Émilie’nin eklediği en önemli katkılardan biri, Principia’nın bazı temel kanıtlarını yeniden yazmasıydı. Newton (ve Gottfried Leibniz), kalkülüsü geliştirmişti. Ancak Newton, kütle çekim teorisinin geçerliliğini göstermek için kalkülüsün henüz yeterince yaygın olmadığını düşünüyordu. Bunun yerine, argümanlarının çoğunu, mantıksal geometrik kanıtlarla kurmuştu. Émilie, bu kanıtların bir kısmını Leibniz’in geliştirdiği modern dy/dx diferansiyel hesap notasyonuyla yeniden yazdı.
Ancak Émilie’nin Avrupa entelektüelleri arasındaki ünü, Principia çevirisinden değil, Newton ve Leibniz’in fikirlerini sentezlemeye cesaret ettiği Institutions de Physique (Fizik Kurumları) adlı bilimsel eserinden geliyordu.
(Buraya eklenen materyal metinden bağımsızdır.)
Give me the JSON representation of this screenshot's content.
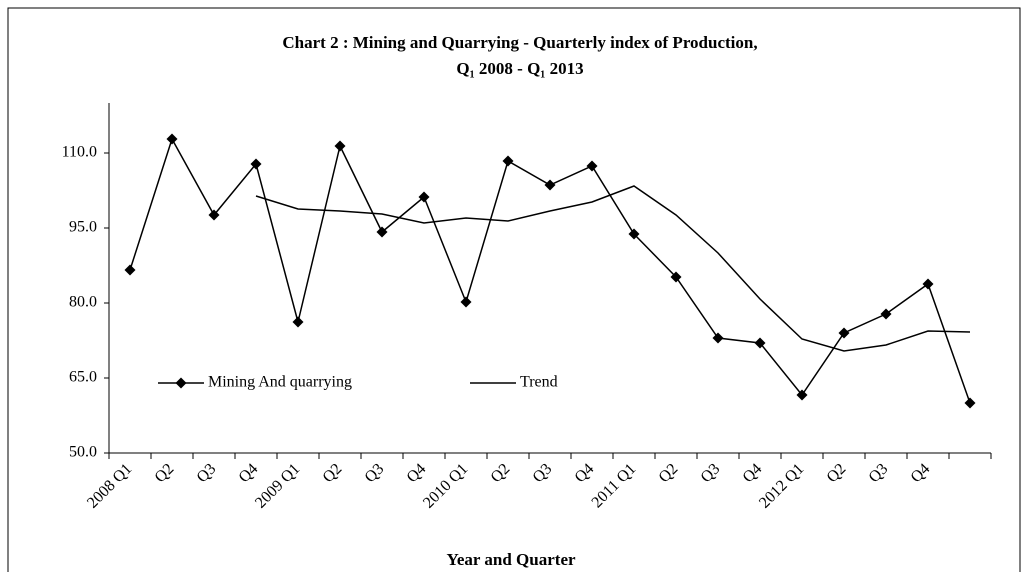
{
  "chart_data": {
    "type": "line",
    "title": "Chart 2 : Mining and Quarrying - Quarterly index of Production,",
    "subtitle": "Q₁ 2008 - Q₁ 2013",
    "x_label": "Year and Quarter",
    "categories": [
      "2008 Q1",
      "Q2",
      "Q3",
      "Q4",
      "2009 Q1",
      "Q2",
      "Q3",
      "Q4",
      "2010 Q1",
      "Q2",
      "Q3",
      "Q4",
      "2011 Q1",
      "Q2",
      "Q3",
      "Q4",
      "2012 Q1",
      "Q2",
      "Q3",
      "Q4",
      null
    ],
    "series": [
      {
        "name": "Mining And quarrying",
        "color": "#000000",
        "marker": "diamond",
        "values": [
          86.6,
          112.8,
          97.6,
          107.8,
          76.2,
          111.4,
          94.2,
          101.2,
          80.2,
          108.4,
          103.6,
          107.4,
          93.8,
          85.2,
          73.0,
          72.0,
          61.6,
          74.0,
          77.8,
          83.8,
          60.0
        ]
      },
      {
        "name": "Trend",
        "color": "#000000",
        "values": [
          null,
          null,
          null,
          101.4,
          98.8,
          98.4,
          97.8,
          96.0,
          97.0,
          96.4,
          98.4,
          100.2,
          103.4,
          97.6,
          90.0,
          80.8,
          72.8,
          70.4,
          71.6,
          74.4,
          74.2
        ]
      }
    ],
    "ylim": [
      50,
      120
    ],
    "yticks": [
      {
        "value": 50,
        "label": "50.0"
      },
      {
        "value": 65,
        "label": "65.0"
      },
      {
        "value": 80,
        "label": "80.0"
      },
      {
        "value": 95,
        "label": "95.0"
      },
      {
        "value": 110,
        "label": "110.0"
      }
    ],
    "grid": false
  }
}
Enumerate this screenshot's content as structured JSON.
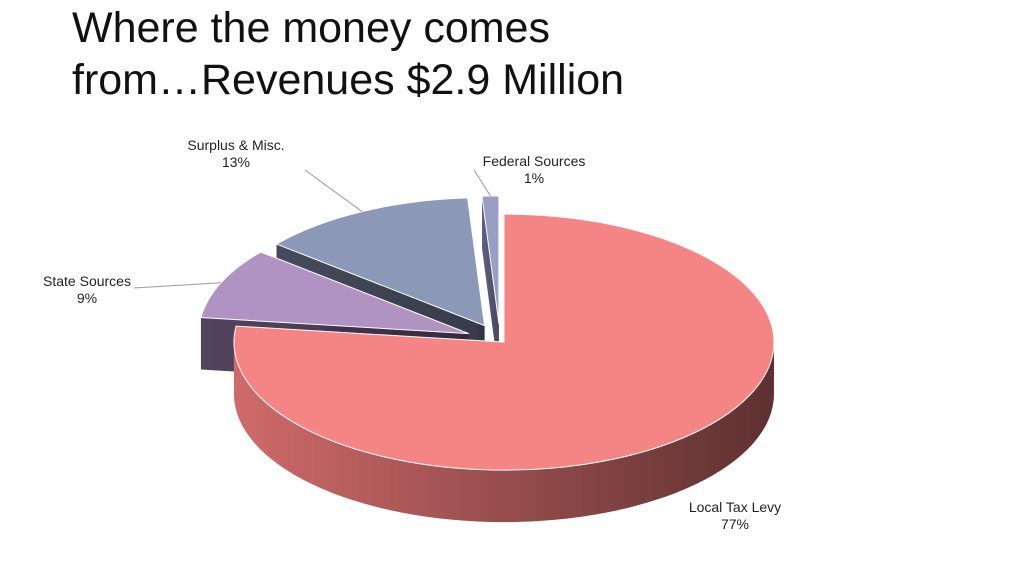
{
  "title": {
    "line1": "Where the money comes",
    "line2": "from…Revenues $2.9 Million"
  },
  "chart_data": {
    "type": "pie",
    "style": "3d-exploded",
    "title": "Where the money comes from…Revenues $2.9 Million",
    "slices": [
      {
        "label": "Local Tax Levy",
        "value": 77,
        "pct_label": "77%",
        "color": "#f58585"
      },
      {
        "label": "State Sources",
        "value": 9,
        "pct_label": "9%",
        "color": "#b093c2"
      },
      {
        "label": "Surplus & Misc.",
        "value": 13,
        "pct_label": "13%",
        "color": "#8c98b8"
      },
      {
        "label": "Federal Sources",
        "value": 1,
        "pct_label": "1%",
        "color": "#9b9ec4"
      }
    ]
  }
}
O dönemde bilim dünyası, İngiliz Newton ve Alman Leibniz arasında bölünmüştü. Newton, gözlemlenebilir evrene dair test edilebilir açıklamalar sunmaya odaklanırken, Leibniz varoluşun doğasına dair felsefi sorulara önem veriyordu. Émilie’nin yeteneği, her iki düşünce sisteminin de inceliklerini anlayarak bunları birleştirebilmesiydi. 1730’lar ve 1740’larda Émilie du Châtelet ve Voltaire, Newton’un olağanüstü başarısını kavramsallaştırmaya ve geniş kitlelere tanıtmaya yardımcı oldular.
Sonuç olarak
Bu hikâyenin mutlu bir sonu yoktu. 1749 yılında, bilim dünyasında kadınların erişemediği noktalara ulaşmayı başarmışken, Émilie bir kadının ölebileceği en trajik biçimde, doğum yaparken hayatını kaybetti. Çocuğun babası, yeni sevgilisi Marquis de Saint Lambert’ti.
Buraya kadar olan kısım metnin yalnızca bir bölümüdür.